Giovanni Borghese is hosting a four-legged guest in his home for the next 18 months — a service puppy named Herbaceous.

Mr. Borghese is taking part in Canine Companions for Independence, a national organization that trains service dogs for those with disabilities.

“He melts your heart,” Mr. Borghese said. “If I’m taking him for a walk down in Greenport, I can’t go more than two feet without getting completely mauled by everyone.”

CCI has six regional training centers around the country, with the Northeast Regional Center in Medford. Service dogs are provided to those with disabilities who are looking to gain more independence in life, at no cost to the recipient.

Herbaceous, named after a wine tasting term, of course, spends most of his days running around Castello di Borghese Vineyard in Cutchogue, the oldest vineyard on Long Island. But it’s not all fun and games.

As a volunteer puppy raiser, Mr. Borghese is in charge of preparing Herbaceous to be a service dog in the future, and one of the most significant parts of this is socializing him. He needs to be prepared for all types of situations and have good manners around people.

Every other Monday, Borghese takes Herbie — the dog’s nickname — to special classes with other service puppies, fills out monthly progress reports and ensures that the dog follows a strict diet outlined by CCI.

“There’s enough support and ongoing involvement with the organization that you don’t feel like you’ve been left alone with this puppy for 18 months,” Mr. Borghese said. “There’s really a routine, week in and week out. It’s been mutually beneficial.”

Gio and Herby at the winery last week. (Credit: Rachel Siford)

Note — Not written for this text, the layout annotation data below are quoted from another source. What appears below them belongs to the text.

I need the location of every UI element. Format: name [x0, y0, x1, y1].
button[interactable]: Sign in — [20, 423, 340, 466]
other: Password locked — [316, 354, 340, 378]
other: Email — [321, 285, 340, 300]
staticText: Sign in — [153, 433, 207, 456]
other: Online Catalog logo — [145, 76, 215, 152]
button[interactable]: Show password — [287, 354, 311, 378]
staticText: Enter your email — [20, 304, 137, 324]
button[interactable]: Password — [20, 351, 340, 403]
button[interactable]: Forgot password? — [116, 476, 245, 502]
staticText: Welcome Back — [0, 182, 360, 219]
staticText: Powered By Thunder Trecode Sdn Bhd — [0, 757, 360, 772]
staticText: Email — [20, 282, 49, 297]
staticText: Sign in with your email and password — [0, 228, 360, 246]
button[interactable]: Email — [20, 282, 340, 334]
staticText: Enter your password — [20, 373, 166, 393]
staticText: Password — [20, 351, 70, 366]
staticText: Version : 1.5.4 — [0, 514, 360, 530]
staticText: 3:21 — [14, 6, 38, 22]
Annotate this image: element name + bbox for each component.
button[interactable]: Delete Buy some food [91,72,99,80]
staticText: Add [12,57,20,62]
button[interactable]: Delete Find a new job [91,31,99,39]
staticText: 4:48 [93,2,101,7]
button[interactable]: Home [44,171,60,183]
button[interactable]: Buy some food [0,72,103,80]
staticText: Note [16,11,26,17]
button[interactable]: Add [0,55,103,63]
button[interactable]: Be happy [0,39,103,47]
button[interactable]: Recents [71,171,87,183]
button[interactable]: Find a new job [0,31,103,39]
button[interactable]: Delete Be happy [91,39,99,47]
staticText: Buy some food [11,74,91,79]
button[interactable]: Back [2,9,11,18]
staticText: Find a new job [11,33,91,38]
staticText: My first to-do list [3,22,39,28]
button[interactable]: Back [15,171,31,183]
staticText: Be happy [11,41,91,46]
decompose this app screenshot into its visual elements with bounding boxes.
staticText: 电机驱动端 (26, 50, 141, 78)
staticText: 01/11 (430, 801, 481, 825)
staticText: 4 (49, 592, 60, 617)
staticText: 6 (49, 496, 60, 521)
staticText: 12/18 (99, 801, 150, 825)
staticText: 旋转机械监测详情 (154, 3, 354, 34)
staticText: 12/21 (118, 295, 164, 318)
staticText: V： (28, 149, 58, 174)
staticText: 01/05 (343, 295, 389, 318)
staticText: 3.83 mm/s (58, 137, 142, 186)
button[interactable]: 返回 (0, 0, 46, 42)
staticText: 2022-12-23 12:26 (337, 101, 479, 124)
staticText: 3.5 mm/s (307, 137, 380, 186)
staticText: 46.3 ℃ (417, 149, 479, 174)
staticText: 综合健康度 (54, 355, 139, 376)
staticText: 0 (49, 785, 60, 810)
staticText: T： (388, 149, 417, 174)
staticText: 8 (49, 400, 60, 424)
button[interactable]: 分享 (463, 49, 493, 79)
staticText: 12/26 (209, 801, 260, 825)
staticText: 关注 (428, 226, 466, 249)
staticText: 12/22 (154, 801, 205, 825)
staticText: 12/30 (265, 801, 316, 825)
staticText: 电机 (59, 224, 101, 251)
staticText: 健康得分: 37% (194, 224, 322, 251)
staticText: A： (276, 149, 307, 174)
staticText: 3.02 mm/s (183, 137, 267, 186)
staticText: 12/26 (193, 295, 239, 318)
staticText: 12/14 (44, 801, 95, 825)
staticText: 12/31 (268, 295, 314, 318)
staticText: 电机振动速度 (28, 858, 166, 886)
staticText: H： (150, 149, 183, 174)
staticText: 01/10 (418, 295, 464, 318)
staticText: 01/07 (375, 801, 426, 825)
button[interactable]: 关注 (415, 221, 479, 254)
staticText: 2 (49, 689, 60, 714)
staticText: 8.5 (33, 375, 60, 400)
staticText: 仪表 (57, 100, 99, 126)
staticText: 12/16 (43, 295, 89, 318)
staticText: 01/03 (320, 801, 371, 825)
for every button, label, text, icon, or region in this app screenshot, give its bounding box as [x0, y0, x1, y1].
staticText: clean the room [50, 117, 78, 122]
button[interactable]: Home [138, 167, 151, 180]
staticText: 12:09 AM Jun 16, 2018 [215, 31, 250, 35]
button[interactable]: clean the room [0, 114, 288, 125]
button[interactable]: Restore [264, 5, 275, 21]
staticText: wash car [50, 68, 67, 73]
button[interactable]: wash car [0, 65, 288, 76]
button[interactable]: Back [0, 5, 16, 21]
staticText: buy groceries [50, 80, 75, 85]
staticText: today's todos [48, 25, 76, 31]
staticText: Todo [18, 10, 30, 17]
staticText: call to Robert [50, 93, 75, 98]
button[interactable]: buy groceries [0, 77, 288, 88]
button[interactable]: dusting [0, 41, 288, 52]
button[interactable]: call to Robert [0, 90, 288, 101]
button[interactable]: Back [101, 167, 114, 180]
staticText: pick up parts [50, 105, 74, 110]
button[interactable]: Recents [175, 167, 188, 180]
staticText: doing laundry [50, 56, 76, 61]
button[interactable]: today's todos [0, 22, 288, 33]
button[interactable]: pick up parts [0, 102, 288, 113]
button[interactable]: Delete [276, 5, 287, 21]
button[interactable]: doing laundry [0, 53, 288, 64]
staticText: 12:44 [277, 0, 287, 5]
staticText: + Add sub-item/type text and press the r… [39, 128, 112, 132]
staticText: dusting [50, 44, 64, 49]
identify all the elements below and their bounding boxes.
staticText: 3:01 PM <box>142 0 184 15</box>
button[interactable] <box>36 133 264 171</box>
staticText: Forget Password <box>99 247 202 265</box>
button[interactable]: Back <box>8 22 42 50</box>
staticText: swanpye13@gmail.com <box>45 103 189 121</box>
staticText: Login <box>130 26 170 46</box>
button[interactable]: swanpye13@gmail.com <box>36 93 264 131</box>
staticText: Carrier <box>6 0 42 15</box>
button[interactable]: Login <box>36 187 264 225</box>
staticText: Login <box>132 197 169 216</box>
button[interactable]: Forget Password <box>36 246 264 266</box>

Graduate program manager Lauren Ferraioli said that puppy raisers need to acclimate the dog into a social life, and make them accustomed to being around large crowds, because service dogs can go places personal pets cannot, like malls or amusement parks.

“We rely on our puppy raisers to raise them from 8 weeks to 18 to 24 months of age,” Ms. Ferraioli said. “It’s a huge portion of their lives, and a huge responsibility in developing the dogs.”

Socializing Herbaceous is an important task, but made easier at the vineyard where he is constantly surrounded by different people.

“One of my missions as a puppy raiser is to really make sure that he’s not skittish or sensitive to loud noises or big groups,” Mr. Borghese said. “So it’s a great opportunity here to be able to do that.”

Mr. Borghese described Herbie as “a handful,” but when he puts Herbie’s yellow cape on, the dog knows it’s business time and is a completely different dog.

“They can sense positive and negative energy,” Mr. Borghese said. “I really think they have an instinct to lift moods and lift spirits.”

After the 18 months of training is up, Mr. Borghese must return Herbaceous to CCI to partake in the next level of training. Here, the puppies go through a six-month program with professional trainers. The dogs are taught over 40 advanced commands that are useful to those with disabilities, and during this time, the dogs are being evaluated. Only about 40 percent of dogs pass this level due to the high standards the organization has.

Herbaceous in his service cape. (Credit: Rachel Siford)

There is a year-and-a-half waiting list to get a service dog.

“This is why puppy raising is so important to us,” John Bentzinger, public relations coordinator for CCI, said in an email. “The more puppies that are being raised, the more people we can serve.”

Mr. Borghese said he went into this knowing that he will eventually give up Herbaceous, but he knows it’s for a great cause.

“I’m emotionally prepared as you can be, but it’s such a phenomenal organization for such a wonderful cause,” he said. “It certainly helps soften the blow knowing he’s going to do great things moving on.”

However, if Herbaceous does not pass the second phase of training, Mr. Borghese will have the option to keep him.

And he knows that raising a service dog is not the same as having a personal pet.

“You’re kind of on a mission and you’re not having the dog adapt to your lifestyle, you’re really putting the dog first when you’re working with Canines Companions for Independence,” Mr. Borghese said. “Everything is in the dog’s best interest.”

There are currently 196 active puppy raisers in the Northeast region and 1,252 raisers nationally. “It is the ultimate volunteer experience,” Ms. Ferraioli added.
Herbie is very popular at the vineyard.

“The number one question when a customer walks in the door is where’s Herbaceous?” Mr. Borghese laughed. “If he’s not here, I’m in a lot of trouble.”